AI Code Review Assistant
GitHub Action that uses Claude API to automatically review pull requests — catches style issues, potential bugs, and suggests improvements before human reviewers look at the code.
This started as a weekend experiment that turned into something my team actually relies on.
Why I Built This
Code reviews are important but they’re a bottleneck. In my team, PRs would sit for hours waiting for someone to review them. The quality of reviews varied — sometimes you’d get detailed feedback, sometimes just a “LGTM.” I wanted something that could do the first pass automatically, catching the obvious stuff so human reviewers could focus on architecture and business logic.
How It Works
A GitHub Action triggers on every PR event. It:
- Collects the diff and relevant context (file history, related tests, PR description)

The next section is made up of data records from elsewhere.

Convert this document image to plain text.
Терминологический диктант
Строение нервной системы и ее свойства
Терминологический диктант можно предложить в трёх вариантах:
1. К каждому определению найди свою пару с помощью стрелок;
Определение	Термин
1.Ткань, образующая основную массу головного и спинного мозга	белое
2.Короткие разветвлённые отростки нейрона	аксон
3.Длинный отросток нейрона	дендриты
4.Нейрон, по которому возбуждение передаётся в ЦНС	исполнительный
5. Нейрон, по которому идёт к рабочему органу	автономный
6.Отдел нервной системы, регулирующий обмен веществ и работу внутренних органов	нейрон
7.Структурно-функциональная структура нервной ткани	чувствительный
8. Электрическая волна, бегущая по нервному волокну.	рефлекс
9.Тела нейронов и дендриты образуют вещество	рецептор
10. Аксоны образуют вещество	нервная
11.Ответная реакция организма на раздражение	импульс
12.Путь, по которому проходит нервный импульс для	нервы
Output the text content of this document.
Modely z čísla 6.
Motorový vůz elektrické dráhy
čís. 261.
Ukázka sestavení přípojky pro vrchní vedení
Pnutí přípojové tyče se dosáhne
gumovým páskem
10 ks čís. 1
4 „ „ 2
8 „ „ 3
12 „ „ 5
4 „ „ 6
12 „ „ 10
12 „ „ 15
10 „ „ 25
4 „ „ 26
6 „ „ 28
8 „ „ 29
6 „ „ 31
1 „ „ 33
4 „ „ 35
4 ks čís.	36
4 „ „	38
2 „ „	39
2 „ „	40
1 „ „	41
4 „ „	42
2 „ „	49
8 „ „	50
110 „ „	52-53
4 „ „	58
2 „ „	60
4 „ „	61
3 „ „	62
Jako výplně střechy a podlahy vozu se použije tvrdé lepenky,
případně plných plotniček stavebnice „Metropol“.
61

- Sends it to Claude’s API with a carefully crafted system prompt
- Returns structured feedback — categorized as bugs, style issues, performance concerns, or suggestions
- Posts the review as PR comments with inline annotations
The system prompt is the secret sauce. I spent a lot of time tuning it to avoid the annoying “you should add a comment here” type feedback that developers ignore. It focuses on actual issues: null reference risks, missing error handling, test coverage gaps, security concerns.
Technical Details
- Model: Claude Sonnet for the balance of quality vs. cost
- Prompt caching: Reduces API costs by ~60% since the system prompt and context instructions don’t change between reviews
- Structured outputs: JSON schema for consistent review format
- Configurable rules: Teams can adjust sensitivity, ignore patterns, and customize what gets flagged
What I Learned
- LLMs are surprisingly good at catching logic errors that linters miss
- They’re bad at understanding business context unless you give them very specific instructions
- Developers initially resist AI reviews, then quietly start relying on them
- Prompt caching is essential for cost control — without it, this would cost 2-3x more
Results
- Catches about 30% of issues before human review
- Review turnaround dropped from hours to minutes for the first pass
- Costs less than $50/month for a team of 10 developers
- My team’s code quality metrics actually improved (fewer bugs in production)
Timeline: First prototype November 2024, current version running since January 2025.